The technology is not restricted to Facebook, and can be embedded in a retailer's app or website as a way to engage with customers deploying the same casual language customers use to communicate with friends and family via WhatsApp.
But is this technology just another channel to add to a retailer's portfolio of engagement tools, which already include email, SMS and call centres, to name a few?
"Chatbots have been on the radar for a while," Aseem Sadana, SVP of products and strategy at IMImobile, tells Essential Retail. "It's yet another point of presence and another interface in the digital landscape."
While Sadana hails the innovative technology, he says retailers have to remember it is ultimately just another channel to be incorporated into a business's digital strategy.
"It's a convenient point of interaction, and the way it engages consumers is very useful, but one has to be considering what consumers will be drawn to it for – it's not a replacement for an app or another channel."
Marketing or customer service?
He says the technology lends itself well to booking an Uber or ordering a regular takeaway, but if someone wants to buy a suit from an online fashion retailer, it would be far more cumbersome through chat. That said, if the customer leaves the website before completing the suit transaction, that is when chat bots could be used to engage with the customer.
But does this open up chat bots to the world of marketing, as opposed to service? Will we be bombarded by retailer's announcing the latest clothing range or a sale everytime we log into Facebook to check-in with our friends?
This is where retailers need to tread carefully, says Sadana. "P2P [SMS] messaging wasn't meant to be commercialised necessarily, it was for talking to friends," he explains. "So retailers need to bare in mind context and proximity and the immediate benefit."
One advantage of Facebook's chatbots in Messenger is the example of two friends talking about going for dinner and they invite the Facebook page of their local restaurant into the conversation to book a table. "That's very contextual," explains Sadana. "It's a natural use case and the bot can take over with the view of two people talking about dining and book a table for two. But beyond that one has to be very careful of pushing too much."
He says retailers need to embed bots in the right context and at the right time – an abandoned basket is contextual, but an unsolicited 2-4-1 offer, we're familiar seeing in our email inbox, may not. "You need to test and learn and it's important to be driven by the overall digital journey and which channels make sense for what purpose.
"Even if you build a chat bot, how it gets discovered is important to consider," adds Sadana. "If you are a brand, people might search for you on Facebook Messenger for example and the first interaction might be inbound. But for most companies, the approach would be to notify a customer in relation to a digital journey started elsewhere, for example order fulfilment comms or abandoned basket."
He says long-tail players could benefit from new reach. "A dentist or a curtain supplier, who would never make it with an app on your home screen, can certainly proactively establish presence on mobile through this route.

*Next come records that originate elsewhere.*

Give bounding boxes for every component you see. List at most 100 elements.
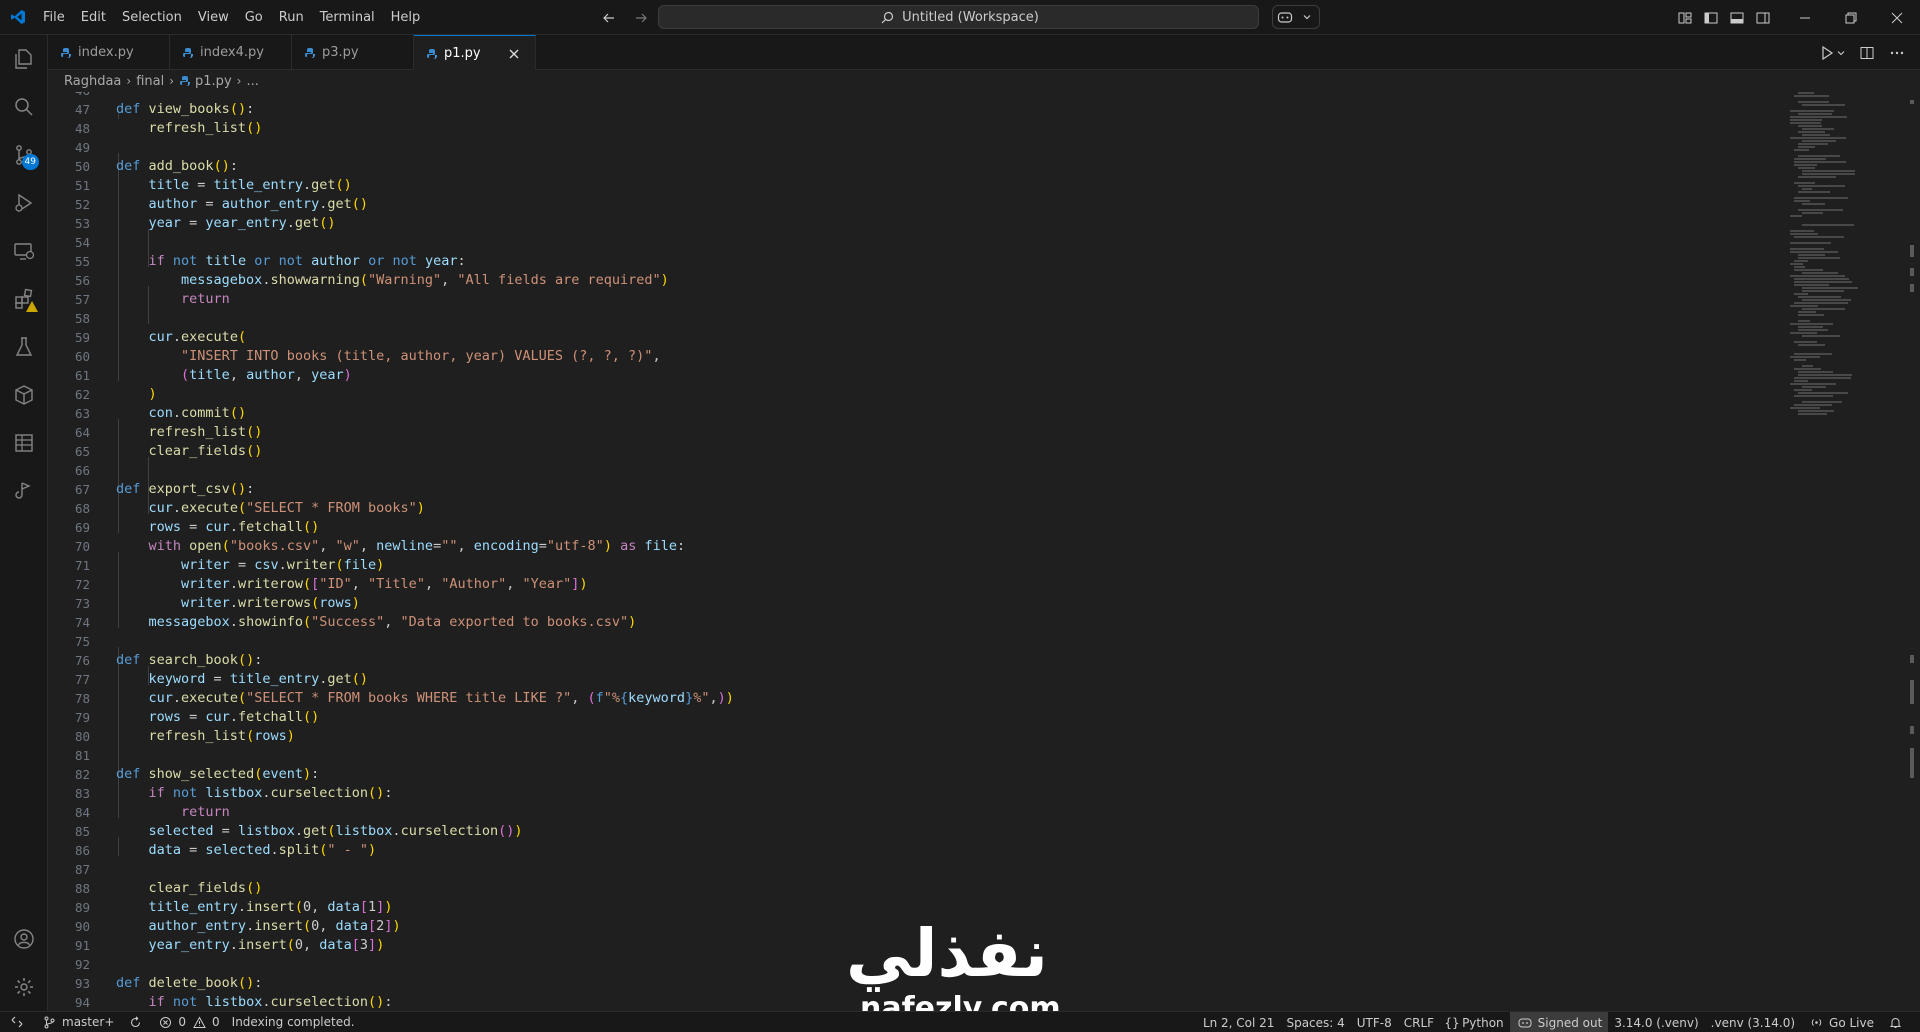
code-line[interactable]: writer.writerow(["ID", "Title", "Author"…	[116, 575, 588, 594]
code-line[interactable]: clear_fields()	[116, 442, 263, 461]
code-line[interactable]: def search_book():	[116, 651, 262, 670]
scrollbar-thumb[interactable]	[1910, 748, 1914, 778]
code-editor[interactable]: 46 47 48 49 50 51 52 53 54 55 56 57 58 59 60 61 62 63 64 6…	[48, 92, 1920, 1011]
toggle-panel-icon[interactable]	[1728, 9, 1746, 27]
run-dropdown-chevron-icon[interactable]	[1836, 44, 1846, 62]
command-center-search[interactable]: Untitled (Workspace)	[658, 5, 1259, 29]
code-line[interactable]: data = selected.split(" - ")	[116, 841, 377, 860]
menu-run[interactable]: Run	[271, 0, 312, 35]
code-line[interactable]: author = author_entry.get()	[116, 195, 369, 214]
virtual-env[interactable]: .venv (3.14.0)	[1705, 1012, 1801, 1032]
breadcrumb-folder-raghdaa[interactable]: Raghdaa	[64, 74, 121, 89]
restore-icon[interactable]	[1828, 0, 1874, 35]
code-line[interactable]: cur.execute(	[116, 328, 247, 347]
code-line[interactable]: selected = listbox.get(listbox.curselect…	[116, 822, 523, 841]
run-debug-icon[interactable]	[0, 179, 48, 227]
explorer-icon[interactable]	[0, 35, 48, 83]
code-line[interactable]: writer = csv.writer(file)	[116, 556, 384, 575]
menu-terminal[interactable]: Terminal	[312, 0, 383, 35]
code-line[interactable]: author_entry.insert(0, data[2])	[116, 917, 401, 936]
forward-arrow-icon[interactable]	[630, 7, 652, 29]
menu-go[interactable]: Go	[237, 0, 271, 35]
menu-selection[interactable]: Selection	[114, 0, 190, 35]
source-control-icon[interactable]: 49	[0, 131, 48, 179]
remote-explorer-icon[interactable]	[0, 227, 48, 275]
accounts-icon[interactable]	[0, 915, 48, 963]
code-line[interactable]: year = year_entry.get()	[116, 214, 336, 233]
code-line[interactable]: clear_fields()	[116, 879, 263, 898]
timeline-icon[interactable]	[0, 467, 48, 515]
menu-file[interactable]: File	[35, 0, 73, 35]
code-line[interactable]: def add_book():	[116, 157, 238, 176]
code-line[interactable]: title_entry.insert(0, data[1])	[116, 898, 393, 917]
code-line[interactable]: def show_selected(event):	[116, 765, 319, 784]
containers-icon[interactable]	[0, 371, 48, 419]
extensions-icon[interactable]	[0, 275, 48, 323]
code-line[interactable]: year_entry.insert(0, data[3])	[116, 936, 385, 955]
code-line[interactable]: writer.writerows(rows)	[116, 594, 360, 613]
breadcrumb-file-p1[interactable]: p1.py	[195, 74, 232, 89]
tab-index4-py[interactable]: index4.py	[170, 35, 292, 70]
menu-view[interactable]: View	[190, 0, 237, 35]
vscode-logo-icon[interactable]	[0, 0, 35, 35]
customize-layout-icon[interactable]	[1676, 9, 1694, 27]
copilot-signed-out[interactable]: Signed out	[1509, 1012, 1609, 1032]
code-line[interactable]: con.commit()	[116, 404, 247, 423]
sync-button[interactable]	[120, 1012, 150, 1032]
code-line[interactable]: def view_books():	[116, 100, 254, 119]
code-lines[interactable]: def view_books(): refresh_list()def add_…	[116, 92, 1816, 1011]
tab-index-py[interactable]: index.py	[48, 35, 170, 70]
cursor-position[interactable]: Ln 2, Col 21	[1197, 1012, 1281, 1032]
code-line[interactable]: title = title_entry.get()	[116, 176, 352, 195]
tab-p1-py[interactable]: p1.py	[414, 35, 536, 71]
code-line[interactable]: def delete_book():	[116, 974, 262, 993]
back-arrow-icon[interactable]	[598, 7, 620, 29]
code-line[interactable]: if not title or not author or not year:	[116, 252, 466, 271]
settings-gear-icon[interactable]	[0, 963, 48, 1011]
sql-icon[interactable]	[0, 419, 48, 467]
testing-flask-icon[interactable]	[0, 323, 48, 371]
minimize-icon[interactable]	[1782, 0, 1828, 35]
run-python-file-icon[interactable]	[1818, 44, 1836, 62]
menu-help[interactable]: Help	[383, 0, 429, 35]
split-editor-icon[interactable]	[1858, 44, 1876, 62]
close-tab-icon[interactable]	[505, 45, 523, 63]
code-line[interactable]: refresh_list()	[116, 119, 263, 138]
code-line[interactable]: rows = cur.fetchall()	[116, 708, 320, 727]
file-encoding[interactable]: UTF-8	[1351, 1012, 1398, 1032]
problems-status[interactable]: 0 0	[150, 1012, 225, 1032]
code-line[interactable]: cur.execute("SELECT * FROM books WHERE t…	[116, 689, 734, 708]
more-actions-icon[interactable]	[1888, 44, 1906, 62]
code-line[interactable]: rows = cur.fetchall()	[116, 518, 320, 537]
code-line[interactable]: return	[116, 803, 230, 822]
search-view-icon[interactable]	[0, 83, 48, 131]
code-line[interactable]: keyword = title_entry.get()	[116, 670, 369, 689]
copilot-button[interactable]	[1272, 5, 1320, 29]
line-ending[interactable]: CRLF	[1398, 1012, 1440, 1032]
remote-window-icon[interactable]	[0, 1012, 34, 1032]
code-line[interactable]: )	[116, 385, 157, 404]
notifications-bell[interactable]	[1880, 1012, 1910, 1032]
minimap[interactable]	[1790, 92, 1910, 422]
language-mode[interactable]: {} Python	[1440, 1012, 1510, 1032]
toggle-secondary-sidebar-icon[interactable]	[1754, 9, 1772, 27]
code-line[interactable]: cur.execute("SELECT * FROM books")	[116, 499, 425, 518]
indentation-setting[interactable]: Spaces: 4	[1280, 1012, 1350, 1032]
breadcrumb-symbol[interactable]: ...	[246, 74, 258, 89]
code-line[interactable]: messagebox.showinfo("Success", "Data exp…	[116, 613, 637, 632]
branch-status[interactable]: master+	[34, 1012, 120, 1032]
close-window-icon[interactable]	[1874, 0, 1920, 35]
code-line[interactable]: with open("books.csv", "w", newline="", …	[116, 537, 686, 556]
code-line[interactable]: (title, author, year)	[116, 366, 352, 385]
python-interpreter[interactable]: 3.14.0 (.venv)	[1608, 1012, 1704, 1032]
code-line[interactable]: "INSERT INTO books (title, author, year)…	[116, 347, 661, 366]
code-line[interactable]: return	[116, 290, 230, 309]
code-line[interactable]: refresh_list()	[116, 423, 263, 442]
toggle-primary-sidebar-icon[interactable]	[1702, 9, 1720, 27]
code-line[interactable]: if not listbox.curselection():	[116, 993, 393, 1011]
tab-p3-py[interactable]: p3.py	[292, 35, 414, 70]
code-line[interactable]: messagebox.showwarning("Warning", "All f…	[116, 271, 669, 290]
breadcrumb-folder-final[interactable]: final	[136, 74, 164, 89]
code-line[interactable]: if not listbox.curselection():	[116, 784, 393, 803]
go-live-button[interactable]: Go Live	[1801, 1012, 1880, 1032]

"The route here is chat – bots themselves are an automation of that interaction. In my view, companies can do a lot more with multichannel, context driven chat with good old agents and establish the use cases for automation before setting up bots."
Too much hype?
But Sadana is concerned there has been a lot of hype about chat bots changing how customers will buy things. "I don't think it will be that revolutionary," he admits. "In reality it will be a gradual process where companies learn to adapt their overall digital journey to include another channel."
He says the impact for retailers will be far more on the back-end and the service-orientated architecture to support the different channels. "User interfaces will continue to change, but what won't change is CRM, order fulfilment and things like the simple principle of a retailer emailing a customer four times in one week – if they must send a fifth, it should be something different."

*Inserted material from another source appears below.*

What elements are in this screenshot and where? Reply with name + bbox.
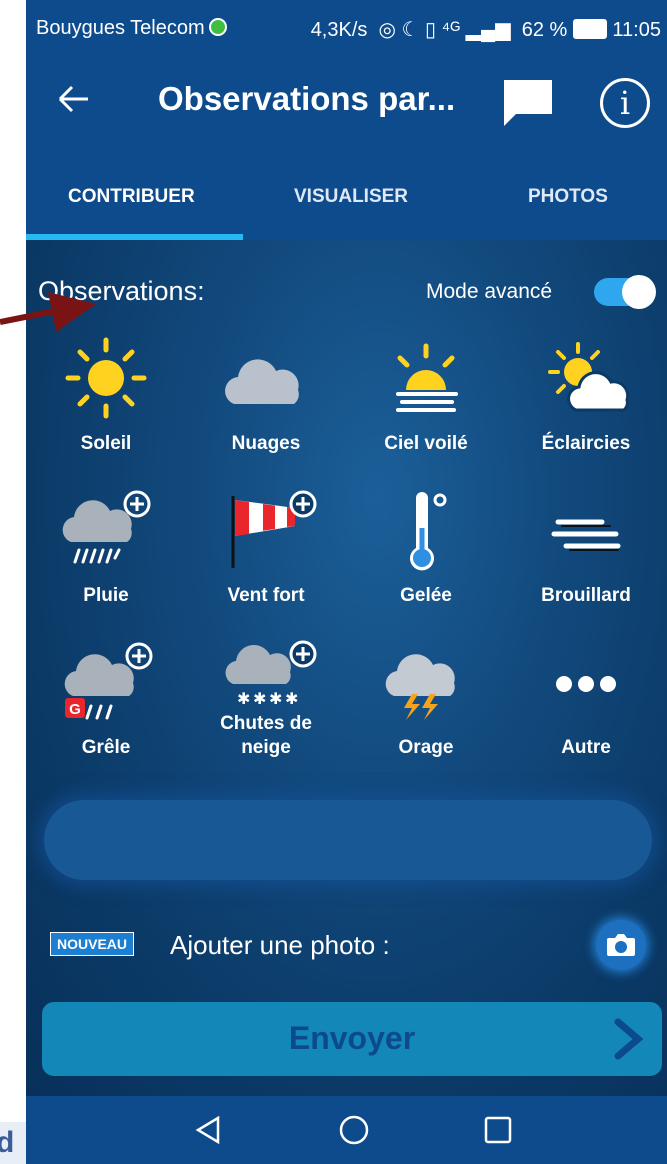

So retailers need to apply the same best practices they do to other CRM channels. "The back-end is where retailers should worry far more than being carried away from the hype of bots," advises Sadana.
He also believes the artificial intelligence technology being associated with chat bots is too overrated. "We don't have complete AI driving these bots yet, and it's certainly not successful even in trials. Even Facebook Messenger is operated by a large set of desks of people answering your queries in a concierge-type fashion," he explains. "The, idea of training algorithms and machine learning, and optimising algorithms for a future of completely mechanised artificial intelligence is still far away."
But over the next 5-10 years, as customers become truly mobile-first in everything they do, the rich interactions provided by chat bots will be taken for granted.
"The fact that messaging itself has grown as it has with the overall trend of smartphones in P2P and eCommerce, shows how quickly things have moved," he concludes. "And things like the percentage of mobile bookings has been growing steeply, and will only continue in the future."
Sadana adds: "Messaging apps remain the leaders in mobile first, and that will only grow and become core to behaviour with mobile content. And if messaging apps are at the centre and reinforcing itself as the real estate means that the commerce and interactions through messaging will become even more important."